L’ameublement de ce salon consistait en objets importés les uns de la ville, et les autres fabriqués à Templeton. On y voyait un beau buffet en acajou, incrusté d’ivoire, garni en cuivre doré, et chargé de vaisselle d’argent. À côté était une table à manger en cerisier sauvage, humble imitation du bois plus précieux du buffet. Plus loin une table moins large, de couleur moins foncée, faisait reconnaître dans les ondulations régulières de son vernis le bois de l’érable jaspé des montagnes. Dans un coin était une grande et ancienne pendule, à cadran de cuivre, dans sa caisse massive de noyer noir. À l’autre coin en face était un thermomètre de Fahrenheit, auquel était annexé un baromètre, objet de la vénération de Benjamin, qui passait rarement une heure sans venir consulter cet oracle. Un énorme sofa, couvert en indienne, s’étendait le long de tout un côté des murs, dans un espace de près de vingt pieds, et les intervalles que laissaient les meubles des autres côtés étaient remplis par des chaises en bois peint en jaune pâle, avec des lignes transversales en noir, qui avaient été tracées par une main peu sûre. Deux petits lustres étaient suspendus à égale distance entre le poêle et les portes situées à chaque extrémité du salon ; et des girandoles étaient attachées à la boiserie, à intervalles égaux. Elles étaient séparées l’une de l’autre par de petits piédestaux soutenant des bustes en plâtre noirci. Le choix de ces bustes était dû au goût de M. Richard Jones ; l’un était Homère, et la ressemblance était frappante, disait-il, car ce poète était aveugle. À la barbe du second, coupée en pointe, on ne pouvait méconnaître Shakspeare. Le troisième était une femme tenant une urne, et il était aisé de voir que c’était Anna, portant les cendres de sa sœur Didon. Aux lunettes du quatrième, et à l’air de dignité du cinquième, il était impossible de ne pas reconnaître Franklin et Washington. Quant au dernier, qui représentait un homme décolleté, couronné de lauriers, Richard en parlait d’un ton moins affirmatif, et il ne décidait pas s’il représentait Jules-César ou le docteur Faust.

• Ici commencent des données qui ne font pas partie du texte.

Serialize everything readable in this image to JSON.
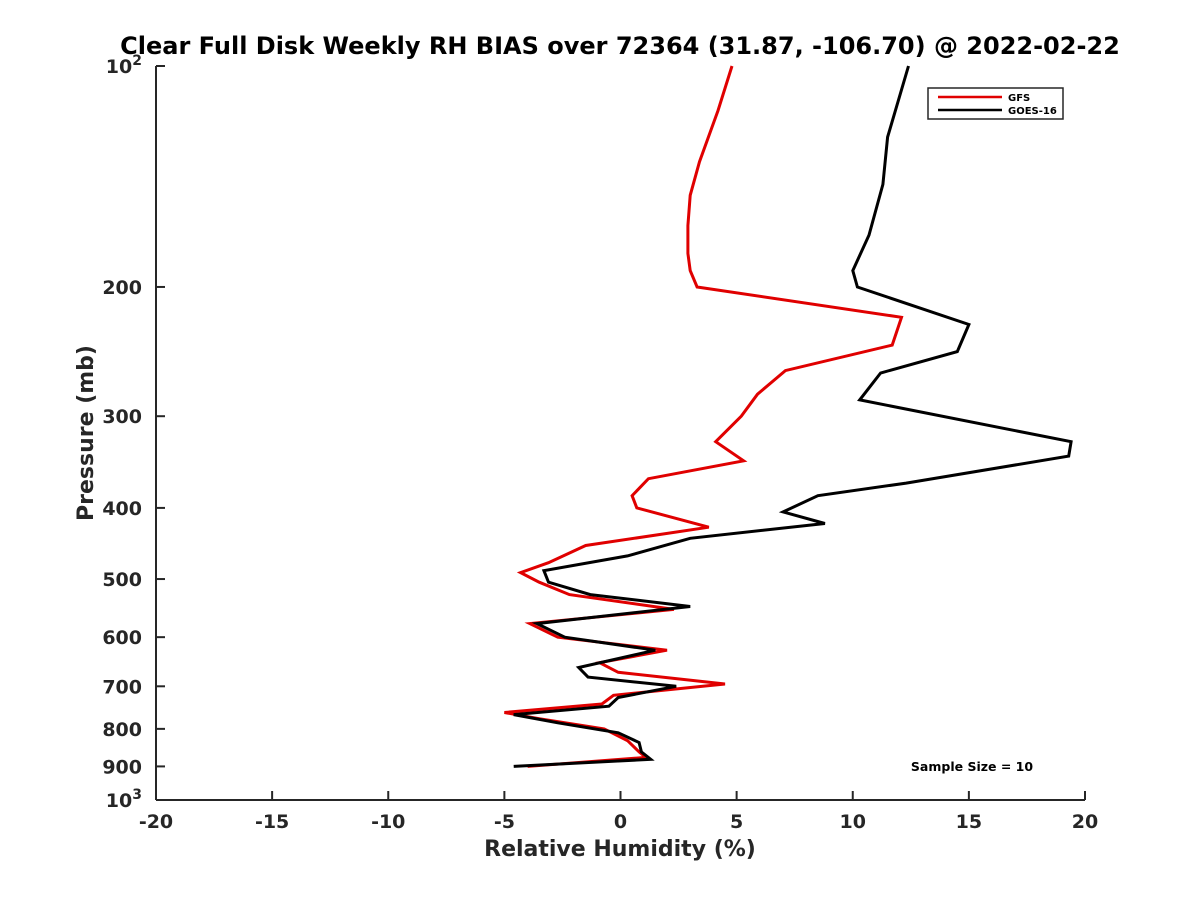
{
  "chart_data": {
    "type": "line",
    "title": "Clear Full Disk Weekly RH BIAS over 72364 (31.87, -106.70) @ 2022-02-22",
    "xlabel": "Relative Humidity (%)",
    "ylabel": "Pressure (mb)",
    "xlim": [
      -20,
      20
    ],
    "ylim": [
      100,
      1000
    ],
    "y_scale": "log",
    "y_reversed": true,
    "grid": false,
    "legend_position": "top-right",
    "x_ticks": [
      "-20",
      "-15",
      "-10",
      "-5",
      "0",
      "5",
      "10",
      "15",
      "20"
    ],
    "x_tick_values": [
      -20,
      -15,
      -10,
      -5,
      0,
      5,
      10,
      15,
      20
    ],
    "y_ticks": [
      {
        "value": 100,
        "base": "10",
        "exp": "2"
      },
      {
        "value": 200,
        "label": "200"
      },
      {
        "value": 300,
        "label": "300"
      },
      {
        "value": 400,
        "label": "400"
      },
      {
        "value": 500,
        "label": "500"
      },
      {
        "value": 600,
        "label": "600"
      },
      {
        "value": 700,
        "label": "700"
      },
      {
        "value": 800,
        "label": "800"
      },
      {
        "value": 900,
        "label": "900"
      },
      {
        "value": 1000,
        "base": "10",
        "exp": "3"
      }
    ],
    "series": [
      {
        "name": "GFS",
        "color": "#e00000",
        "points": [
          [
            4.8,
            100
          ],
          [
            4.2,
            115
          ],
          [
            3.4,
            135
          ],
          [
            3.0,
            150
          ],
          [
            2.9,
            165
          ],
          [
            2.9,
            180
          ],
          [
            3.0,
            190
          ],
          [
            3.3,
            200
          ],
          [
            12.1,
            220
          ],
          [
            11.7,
            240
          ],
          [
            7.1,
            260
          ],
          [
            5.9,
            280
          ],
          [
            5.2,
            300
          ],
          [
            4.1,
            325
          ],
          [
            5.3,
            345
          ],
          [
            1.2,
            365
          ],
          [
            0.5,
            385
          ],
          [
            0.7,
            400
          ],
          [
            3.8,
            425
          ],
          [
            -1.5,
            450
          ],
          [
            -3.1,
            475
          ],
          [
            -4.3,
            490
          ],
          [
            -3.5,
            505
          ],
          [
            -2.2,
            525
          ],
          [
            2.3,
            550
          ],
          [
            -3.9,
            575
          ],
          [
            -2.7,
            600
          ],
          [
            2.0,
            625
          ],
          [
            -0.9,
            650
          ],
          [
            -0.1,
            670
          ],
          [
            4.5,
            695
          ],
          [
            -0.3,
            720
          ],
          [
            -0.8,
            740
          ],
          [
            -5.0,
            760
          ],
          [
            -3.5,
            775
          ],
          [
            -0.7,
            800
          ],
          [
            0.3,
            830
          ],
          [
            0.8,
            860
          ],
          [
            1.1,
            875
          ],
          [
            -4.0,
            900
          ]
        ]
      },
      {
        "name": "GOES-16",
        "color": "#000000",
        "points": [
          [
            12.4,
            100
          ],
          [
            11.5,
            125
          ],
          [
            11.3,
            145
          ],
          [
            10.7,
            170
          ],
          [
            10.0,
            190
          ],
          [
            10.2,
            200
          ],
          [
            15.0,
            225
          ],
          [
            14.5,
            245
          ],
          [
            11.2,
            262
          ],
          [
            10.3,
            285
          ],
          [
            19.4,
            325
          ],
          [
            19.3,
            340
          ],
          [
            12.3,
            370
          ],
          [
            8.5,
            385
          ],
          [
            7.0,
            405
          ],
          [
            8.8,
            420
          ],
          [
            3.0,
            440
          ],
          [
            0.3,
            465
          ],
          [
            -3.3,
            487
          ],
          [
            -3.1,
            505
          ],
          [
            -1.3,
            525
          ],
          [
            3.0,
            545
          ],
          [
            -3.6,
            575
          ],
          [
            -2.4,
            600
          ],
          [
            1.5,
            625
          ],
          [
            -1.8,
            660
          ],
          [
            -1.4,
            680
          ],
          [
            2.4,
            700
          ],
          [
            -0.1,
            725
          ],
          [
            -0.5,
            745
          ],
          [
            -4.6,
            765
          ],
          [
            -2.7,
            785
          ],
          [
            -0.1,
            810
          ],
          [
            0.8,
            835
          ],
          [
            0.9,
            860
          ],
          [
            1.3,
            880
          ],
          [
            -4.6,
            900
          ]
        ]
      }
    ],
    "annotation": "Sample Size = 10"
  }
}
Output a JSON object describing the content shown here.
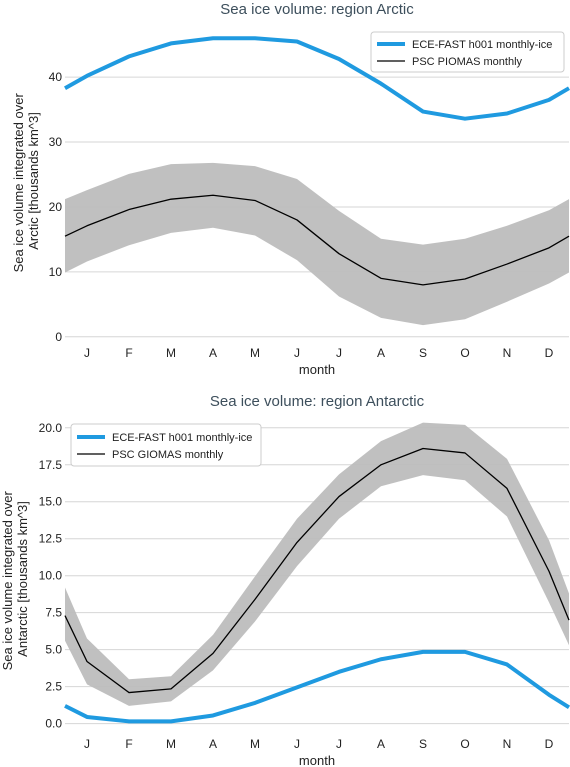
{
  "chart_data": [
    {
      "type": "line",
      "title": "Sea ice volume: region Arctic",
      "xlabel": "month",
      "ylabel": "Sea ice volume integrated over Arctic [thousands km^3]",
      "ylabel_lines": [
        "Sea ice volume integrated over",
        "Arctic [thousands km^3]"
      ],
      "categories": [
        "J",
        "F",
        "M",
        "A",
        "M",
        "J",
        "J",
        "A",
        "S",
        "O",
        "N",
        "D"
      ],
      "yticks": [
        "0",
        "10",
        "20",
        "30",
        "40"
      ],
      "ylim": [
        -0.5,
        48.5
      ],
      "grid": true,
      "legend_position": "upper-right",
      "series": [
        {
          "name": "ECE-FAST h001 monthly-ice",
          "color": "#1f9ae0",
          "values": [
            40.2,
            43.2,
            45.2,
            46.0,
            46.0,
            45.5,
            42.8,
            39.0,
            34.7,
            33.6,
            34.4,
            36.5
          ],
          "edge_values": [
            38.3,
            38.3
          ]
        },
        {
          "name": "PSC PIOMAS monthly",
          "color": "#000000",
          "values": [
            17.1,
            19.6,
            21.2,
            21.8,
            21.0,
            18.0,
            12.8,
            9.0,
            8.0,
            8.9,
            11.2,
            13.7
          ],
          "edge_values": [
            15.5,
            15.5
          ],
          "band_lower": [
            11.6,
            14.1,
            16.0,
            16.8,
            15.6,
            11.8,
            6.2,
            2.9,
            1.8,
            2.7,
            5.4,
            8.2
          ],
          "band_upper": [
            22.6,
            25.1,
            26.6,
            26.8,
            26.3,
            24.3,
            19.4,
            15.1,
            14.2,
            15.1,
            17.1,
            19.5
          ],
          "band_edge_lower": [
            9.9,
            9.9
          ],
          "band_edge_upper": [
            21.2,
            21.2
          ]
        }
      ]
    },
    {
      "type": "line",
      "title": "Sea ice volume: region Antarctic",
      "xlabel": "month",
      "ylabel": "Sea ice volume integrated over Antarctic [thousands km^3]",
      "ylabel_lines": [
        "Sea ice volume integrated over",
        "Antarctic [thousands km^3]"
      ],
      "categories": [
        "J",
        "F",
        "M",
        "A",
        "M",
        "J",
        "J",
        "A",
        "S",
        "O",
        "N",
        "D"
      ],
      "yticks": [
        "0.0",
        "2.5",
        "5.0",
        "7.5",
        "10.0",
        "12.5",
        "15.0",
        "17.5",
        "20.0"
      ],
      "ylim": [
        -0.5,
        21.0
      ],
      "grid": true,
      "legend_position": "upper-left",
      "series": [
        {
          "name": "ECE-FAST h001 monthly-ice",
          "color": "#1f9ae0",
          "values": [
            0.45,
            0.15,
            0.15,
            0.55,
            1.4,
            2.45,
            3.5,
            4.35,
            4.85,
            4.85,
            4.0,
            1.95
          ],
          "edge_values": [
            1.2,
            1.1
          ]
        },
        {
          "name": "PSC GIOMAS monthly",
          "color": "#000000",
          "values": [
            4.2,
            2.1,
            2.35,
            4.75,
            8.4,
            12.25,
            15.35,
            17.5,
            18.6,
            18.3,
            15.9,
            10.3
          ],
          "edge_values": [
            7.3,
            7.0
          ],
          "band_lower": [
            2.65,
            1.2,
            1.5,
            3.6,
            6.9,
            10.65,
            13.85,
            16.05,
            16.8,
            16.45,
            14.0,
            8.2
          ],
          "band_upper": [
            5.75,
            3.0,
            3.2,
            6.0,
            9.95,
            13.85,
            16.85,
            19.1,
            20.35,
            20.2,
            17.9,
            12.4
          ],
          "band_edge_lower": [
            5.6,
            5.3
          ],
          "band_edge_upper": [
            9.2,
            8.8
          ]
        }
      ]
    }
  ]
}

La tapisserie qui décorait la muraille représentait sur un fond gris la Grande-Bretagne pleurant sur la tombe de Wolfe. Le héros lui-même était à peu de distance de la déesse en deuil. Les deux parois de la pièce contenaient la figure, à l’exception d’un bras du général qui s’en allait dans la pièce voisine ; de sorte que lorsque Richard essaya de rassembler de ses propres mains ce dessin délicat, plus d’une difficulté l’empêcha d’y parvenir avec précision, et la Grande-Bretagne eut à déplorer, outre la perte de son guerrier favori, de nombreuses amputations de son bras droit.

L’auteur de ces mutilations cruelles annonça sa présence dans l’appartement par le bruit de son fouet, et il fut le premier à prendre la parole.

– Comment ? Benjamin ! Comment ? Ben-la-Pompe ! s’écria-t-il ; est-ce ainsi que vous recevez une héritière ? Excusez-le, cousine Élisabeth ; il n’est pas donné à tout le monde de sentir ce qui est convenable ; mais me voici, et les choses en iront mieux. Allons donc, monsieur Penguillan, allumez, allumez, et que nous puissions nous voir les uns les autres. Eh bien ! cousin ’Duke, je vous ai apporté votre daim ; qu’en allons-nous faire ?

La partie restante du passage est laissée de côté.